Há os que se dedicam ao Yoga em busca de siddhis, isto é, poderes psíquicos. É uma outra forma de desvirtuar o Yoga e de colher desenganos. A ninguém é lícito brincar de aprendiz de feiticeiro. Essas pretensões são antinaturais e ainda distraem o discípulo de seu objetivo verdadeiro. Disse Krishna a Arjuna: “Podeis estar certo de que um homem que se esforça para obter os poderes psíquicos não realiza Deus. O exercício desses poderes implica o ahamkara, o egoísmo, que é um obstáculo no caminho da realização.”
Quero que o leitor entenda que, se com a prática do Hatha Yoga aspira a lucros mundanos e ligados ao ahamkara, isto é, lucros egoísticos, estará acumulando futuras decepções e perdendo terreno na grande tarefa de sua existência: a libertação, o Reino dos Céus, o “regresso”…
No Hatha Yoga, como em tudo, devemos comportar-nos segundo o preceito evangélico: “Procurai em primeiro lugar o reino de Deus e sua justiça, e todas as outras coisas vos serão dadas de acréscimo”.
Se as praticamos com essa disposição, só teremos proveito e nenhum dano.

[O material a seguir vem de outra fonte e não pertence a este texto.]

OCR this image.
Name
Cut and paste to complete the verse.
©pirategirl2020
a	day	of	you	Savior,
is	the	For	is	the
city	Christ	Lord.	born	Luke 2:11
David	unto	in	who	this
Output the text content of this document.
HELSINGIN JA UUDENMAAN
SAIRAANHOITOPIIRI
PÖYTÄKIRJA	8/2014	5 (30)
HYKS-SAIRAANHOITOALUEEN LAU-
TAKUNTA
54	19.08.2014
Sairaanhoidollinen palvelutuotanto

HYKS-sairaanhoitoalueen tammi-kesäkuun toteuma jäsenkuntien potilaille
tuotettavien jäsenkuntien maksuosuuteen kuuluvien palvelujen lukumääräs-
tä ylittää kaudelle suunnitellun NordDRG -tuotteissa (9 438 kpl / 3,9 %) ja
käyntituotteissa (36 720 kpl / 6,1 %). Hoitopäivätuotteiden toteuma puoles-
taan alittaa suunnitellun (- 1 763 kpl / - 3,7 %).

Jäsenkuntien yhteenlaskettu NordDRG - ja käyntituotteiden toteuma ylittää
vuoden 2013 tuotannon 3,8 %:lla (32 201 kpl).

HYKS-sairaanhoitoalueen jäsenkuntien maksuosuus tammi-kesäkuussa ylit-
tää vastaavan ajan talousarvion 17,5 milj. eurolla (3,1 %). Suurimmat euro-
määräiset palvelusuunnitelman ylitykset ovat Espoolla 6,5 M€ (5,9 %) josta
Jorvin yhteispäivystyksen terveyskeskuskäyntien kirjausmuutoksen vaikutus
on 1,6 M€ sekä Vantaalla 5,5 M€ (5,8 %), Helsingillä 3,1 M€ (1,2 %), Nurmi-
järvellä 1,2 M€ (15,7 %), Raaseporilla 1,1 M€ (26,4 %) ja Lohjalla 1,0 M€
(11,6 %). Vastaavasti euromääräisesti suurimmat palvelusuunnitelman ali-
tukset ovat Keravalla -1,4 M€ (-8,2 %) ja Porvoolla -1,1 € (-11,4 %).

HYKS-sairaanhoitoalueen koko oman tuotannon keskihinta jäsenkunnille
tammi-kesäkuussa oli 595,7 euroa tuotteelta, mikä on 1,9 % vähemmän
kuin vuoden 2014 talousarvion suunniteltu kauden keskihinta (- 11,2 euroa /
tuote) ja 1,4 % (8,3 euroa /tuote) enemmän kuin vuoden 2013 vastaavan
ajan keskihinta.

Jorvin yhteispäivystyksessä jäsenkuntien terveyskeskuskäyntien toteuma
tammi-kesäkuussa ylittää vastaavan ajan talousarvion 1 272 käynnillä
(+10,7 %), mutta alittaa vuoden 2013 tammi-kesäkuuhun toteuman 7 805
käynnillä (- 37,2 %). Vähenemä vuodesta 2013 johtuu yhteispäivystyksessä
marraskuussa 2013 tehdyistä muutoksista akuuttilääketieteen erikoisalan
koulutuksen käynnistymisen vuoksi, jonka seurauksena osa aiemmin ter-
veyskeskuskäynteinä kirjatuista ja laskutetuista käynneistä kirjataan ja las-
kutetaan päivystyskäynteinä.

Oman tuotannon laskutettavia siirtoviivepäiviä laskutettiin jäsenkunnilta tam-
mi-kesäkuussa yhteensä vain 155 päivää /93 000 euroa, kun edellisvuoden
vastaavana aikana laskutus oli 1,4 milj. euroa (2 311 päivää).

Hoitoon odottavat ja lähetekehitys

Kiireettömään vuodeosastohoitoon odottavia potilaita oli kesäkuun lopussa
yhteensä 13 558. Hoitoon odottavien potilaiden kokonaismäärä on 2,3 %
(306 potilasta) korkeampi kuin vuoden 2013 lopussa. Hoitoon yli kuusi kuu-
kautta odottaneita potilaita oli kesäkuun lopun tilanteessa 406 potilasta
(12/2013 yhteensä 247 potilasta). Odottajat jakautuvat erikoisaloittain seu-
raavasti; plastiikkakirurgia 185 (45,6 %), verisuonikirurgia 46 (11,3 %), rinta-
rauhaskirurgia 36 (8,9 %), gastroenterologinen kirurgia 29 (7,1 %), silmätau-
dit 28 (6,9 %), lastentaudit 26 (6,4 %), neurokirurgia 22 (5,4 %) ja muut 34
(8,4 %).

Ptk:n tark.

“Se conhecerdes o Único, podereis tudo conhecer. Os zeros que se colocam depois do algarismo 1 tornam-se centenas de milhares. Mas se apagardes esse algarismo 1, nada restará.” (Ramakrishna)
Saúde, beleza, energia, poderes ocultos, eficientes realizações mundanas, tudo enfim que o Hatha Yoga proporciona, são apenas zeros. Zeros e mais zeros enfileirados não fazem mais do que zero, se não forem precedidos pelo “1” da realização do Yoga, ou Integração.
Prof. José Hermógenes
Texto (originalmente publicado na década de 1960) extraído das páginas 203 a 206 da 38ª edição, de 1998, do livro Autoperfeição com Hatha Yoga, e digitado por Cristiano Bezerra em 10 de abril de 2001.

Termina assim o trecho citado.